Now, despite my disdain for long games that have no right to be long, I totally appreciate an interactive experience that packs the content like bacon at an all-you-can-eat breakfast buffet. A good RPG, like Fallout 3, requires more time to develop its characters, flesh out its story, and realize its scope. That’s not to say all RPGs need to be 50+ hours, especially when half that time is spent having uninteresting conversations with NPCs, and doing slightly varied versions of the same quest over and over again.
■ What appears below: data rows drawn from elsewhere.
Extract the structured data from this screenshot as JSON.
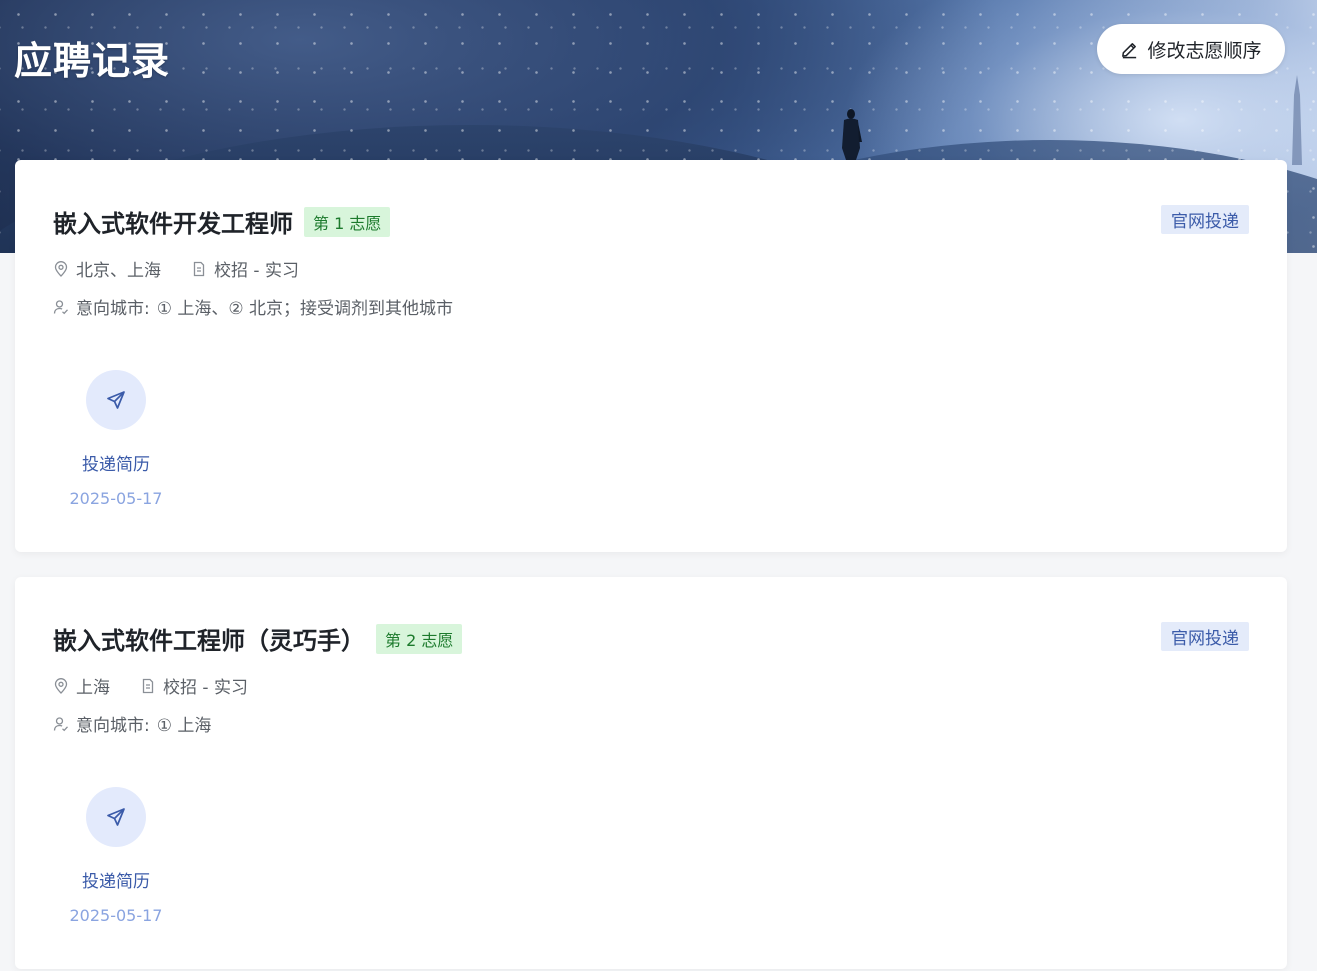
{
  "header": {
    "title": "应聘记录",
    "edit_button": {
      "label": "修改志愿顺序",
      "icon": "pencil-icon"
    }
  },
  "colors": {
    "accent_blue": "#3b5ba9",
    "badge_green_bg": "#d8f5db",
    "badge_green_text": "#1c7a2c",
    "badge_blue_bg": "#e4ebfa",
    "date_blue": "#8aa4e0"
  },
  "applications": [
    {
      "title": "嵌入式软件开发工程师",
      "preference": "第 1 志愿",
      "source": "官网投递",
      "location": "北京、上海",
      "job_type": "校招 - 实习",
      "intent_label": "意向城市:",
      "intent_value": "① 上海、② 北京；接受调剂到其他城市",
      "step": {
        "label": "投递简历",
        "date": "2025-05-17",
        "icon": "paper-plane-icon"
      }
    },
    {
      "title": "嵌入式软件工程师（灵巧手）",
      "preference": "第 2 志愿",
      "source": "官网投递",
      "location": "上海",
      "job_type": "校招 - 实习",
      "intent_label": "意向城市:",
      "intent_value": "① 上海",
      "step": {
        "label": "投递简历",
        "date": "2025-05-17",
        "icon": "paper-plane-icon"
      }
    }
  ]
}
The absolute best RPGs, and I’d place Fallout 3 and Fable 2 into this category, give players a choice: take the shorter, critical path, or explore every nook and cranny till you realize the sun has risen and you need to get to work.

What I'd hoped would be a cohesive editorial on why games are too long has devolved a bit into a rant by a madman, frustrated because he doesn’t have enough time to play all the games he got for Christmas. If gamers were to take anything away from this, though, it’s this: Stop and smell the polygons. No matter how short a great game, enjoy what’s there. And if it’s a bad game, be thankful it’s short. For developers: I beg you to stop padding your titles with artificial length. A multiplayer mode in Legendary? C’mon, seriously? Oh, and we don’t need to fight the same boss three times to discover what a badass he is. And we hate fetching a key to unlock a door, only to find a treasure chest behind said door, which requires we backtrack to find another key. Pack your games with groundbreaking, quality-oozing content and we won’t bitch about the length. Promise. Now, if you’ll excuse me, I’ve got to go clock hour 30 in Far Cry 2--damn, another jeep of bad guys patrolling the African savannah? You gotta be kiddin' me!